The court’s opinion states that the federal government, through the National Security Agency (“NSA”), issued a production letter to the plaintiffs’ wireless provider requesting that the provider disclose vast quantities of consumer phone records indiscriminately, regardless of any suspicion of wrongdoing. The consumer phone records obtained by the NSA contained metadata, such as the phone numbers of outgoing and incoming calls to an individual’s account. According to the decision, the NSA (1) has collected bulk telephony metadata from multiple telecommunications providers for more than seven years, (2) has combined the metadata from the various telecommunications providers into one database, and (3) conducts sophisticated computerized searches of the metadata. The combined database is enormous, and it is updated daily. The court indicated that, based on the government’s description of its collection and review procedures, he was convinced that “everyone’s metadata” is analyzed.

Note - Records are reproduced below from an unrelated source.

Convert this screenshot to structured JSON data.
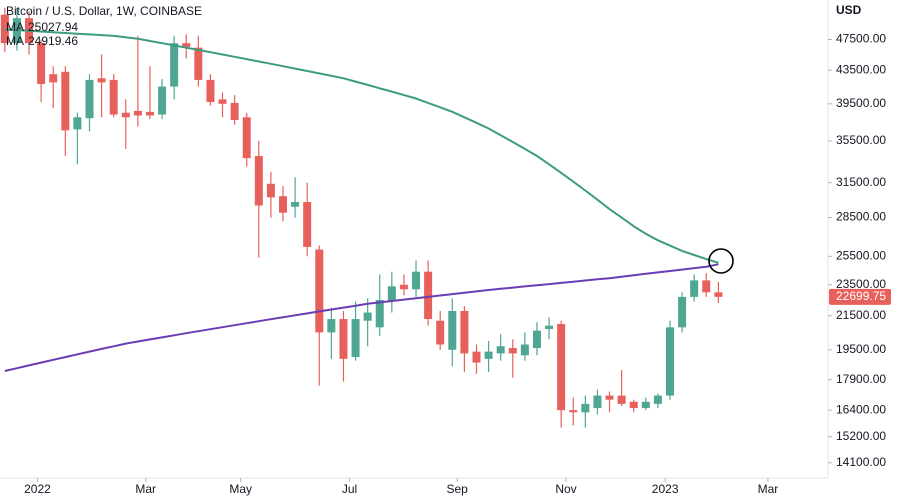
{
  "chart_data": {
    "type": "candlestick",
    "title": "Bitcoin / U.S. Dollar, 1W, COINBASE",
    "y_axis_label": "USD",
    "log_scale": true,
    "up_color": "#4ea693",
    "down_color": "#e8605b",
    "open": [
      51000,
      47000,
      50500,
      47000,
      43000,
      43300,
      36700,
      37900,
      42500,
      42300,
      38500,
      38700,
      38600,
      38300,
      41500,
      47000,
      46400,
      42300,
      40000,
      39600,
      38000,
      34000,
      31400,
      30300,
      29400,
      29800,
      26000,
      20500,
      21300,
      19100,
      21200,
      20800,
      22400,
      23500,
      23200,
      24400,
      21200,
      19500,
      21800,
      19400,
      19000,
      19300,
      19600,
      19200,
      19600,
      20700,
      21000,
      16400,
      16300,
      16500,
      17100,
      17100,
      16800,
      16500,
      16700,
      17100,
      20800,
      22700,
      23800,
      23000
    ],
    "high": [
      52000,
      52000,
      51500,
      47500,
      44000,
      44000,
      38500,
      43000,
      45500,
      43000,
      40000,
      48000,
      44000,
      42400,
      48000,
      48200,
      48000,
      43000,
      40800,
      40500,
      38500,
      35500,
      32500,
      31200,
      32000,
      31500,
      26300,
      22000,
      21800,
      22400,
      22600,
      24200,
      24400,
      24200,
      25200,
      25200,
      21800,
      22600,
      22100,
      19800,
      20000,
      20400,
      20100,
      20500,
      21100,
      21400,
      21200,
      17000,
      17100,
      17400,
      17300,
      18400,
      16900,
      17000,
      17200,
      21200,
      23000,
      24200,
      24300,
      23700
    ],
    "low": [
      45800,
      46000,
      45500,
      39700,
      39000,
      34000,
      33200,
      36500,
      38000,
      38000,
      34700,
      37000,
      37800,
      37800,
      40000,
      45000,
      41500,
      39300,
      38000,
      37200,
      33000,
      25400,
      28500,
      28200,
      28500,
      25500,
      17600,
      19000,
      17800,
      18900,
      19700,
      20300,
      21700,
      22800,
      22700,
      20900,
      19500,
      18600,
      18300,
      18200,
      18300,
      18900,
      18000,
      18900,
      19200,
      20100,
      15600,
      15700,
      15600,
      16200,
      16300,
      16600,
      16300,
      16400,
      16500,
      16900,
      20500,
      22400,
      22700,
      22300
    ],
    "close": [
      47000,
      50500,
      47000,
      41800,
      42000,
      36600,
      38000,
      42300,
      42000,
      38300,
      38000,
      38200,
      38200,
      41500,
      47000,
      46500,
      42300,
      39700,
      39500,
      37700,
      33800,
      29500,
      30200,
      28900,
      29800,
      26200,
      20500,
      21300,
      19000,
      21300,
      21700,
      22500,
      23400,
      23200,
      24400,
      21300,
      19800,
      21800,
      19300,
      18800,
      19400,
      19700,
      19300,
      19800,
      20600,
      20900,
      16400,
      16300,
      16700,
      17100,
      16900,
      16700,
      16500,
      16800,
      17100,
      20800,
      22700,
      23800,
      23000,
      22699.75
    ],
    "series": [
      {
        "name": "MA",
        "color": "#3d9c80",
        "values": [
          48900,
          48800,
          48700,
          48600,
          48500,
          48400,
          48300,
          48200,
          48100,
          48000,
          47800,
          47600,
          47300,
          47000,
          46700,
          46400,
          46100,
          45800,
          45500,
          45200,
          44900,
          44600,
          44300,
          44000,
          43700,
          43400,
          43100,
          42800,
          42500,
          42100,
          41700,
          41300,
          40900,
          40500,
          40100,
          39600,
          39100,
          38600,
          38000,
          37400,
          36800,
          36100,
          35400,
          34700,
          34000,
          33200,
          32400,
          31600,
          30800,
          30000,
          29200,
          28500,
          27800,
          27200,
          26700,
          26300,
          25900,
          25600,
          25300,
          25027.94
        ]
      },
      {
        "name": "MA",
        "color": "#6b3cb4",
        "values": [
          18350,
          18500,
          18650,
          18800,
          18950,
          19100,
          19250,
          19400,
          19550,
          19700,
          19850,
          19970,
          20090,
          20210,
          20330,
          20450,
          20570,
          20690,
          20810,
          20930,
          21050,
          21170,
          21290,
          21410,
          21530,
          21650,
          21770,
          21890,
          22010,
          22130,
          22250,
          22340,
          22430,
          22520,
          22610,
          22700,
          22790,
          22880,
          22970,
          23060,
          23150,
          23230,
          23310,
          23390,
          23470,
          23550,
          23630,
          23710,
          23790,
          23870,
          23950,
          24050,
          24150,
          24250,
          24350,
          24450,
          24550,
          24650,
          24750,
          24919.46
        ]
      }
    ],
    "ylim": [
      13500,
      53200
    ],
    "yticks": [
      {
        "value": 47500,
        "label": "47500.00"
      },
      {
        "value": 43500,
        "label": "43500.00"
      },
      {
        "value": 39500,
        "label": "39500.00"
      },
      {
        "value": 35500,
        "label": "35500.00"
      },
      {
        "value": 31500,
        "label": "31500.00"
      },
      {
        "value": 28500,
        "label": "28500.00"
      },
      {
        "value": 25500,
        "label": "25500.00"
      },
      {
        "value": 23500,
        "label": "23500.00"
      },
      {
        "value": 21500,
        "label": "21500.00"
      },
      {
        "value": 19500,
        "label": "19500.00"
      },
      {
        "value": 17900,
        "label": "17900.00"
      },
      {
        "value": 16400,
        "label": "16400.00"
      },
      {
        "value": 15200,
        "label": "15200.00"
      },
      {
        "value": 14100,
        "label": "14100.00"
      }
    ],
    "xlim": [
      -0.4,
      67.9
    ],
    "xticks": [
      {
        "value": 2.7,
        "label": "2022"
      },
      {
        "value": 11.65,
        "label": "Mar"
      },
      {
        "value": 19.5,
        "label": "May"
      },
      {
        "value": 28.5,
        "label": "Jul"
      },
      {
        "value": 37.4,
        "label": "Sep"
      },
      {
        "value": 46.4,
        "label": "Nov"
      },
      {
        "value": 54.6,
        "label": "2023"
      },
      {
        "value": 63.1,
        "label": "Mar"
      }
    ]
  }
}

Among other allegations, the plaintiffs charged that the NSA’s data collection practices constitute unreasonable searches and seizures that violate the Fourth Amendment. The court held that plaintiffs had standing to challenge the NSA’s data collection because they could point to “strong evidence” that their telephony metadata was collected and will continue to be collected. In granting the preliminary injunction, the court found that the plaintiffs were substantially likely to succeed on the merits of their claim because it is “significantly likely” that a person’s reasonable expectation of privacy is violated when the “[g]overnment, without any basis whatsoever to suspect [him or her] of wrongdoing, collects and stores for five years their telephony metadata for purposes of subjecting it to high-tech querying and analysis without any case-by-case judicial approval.”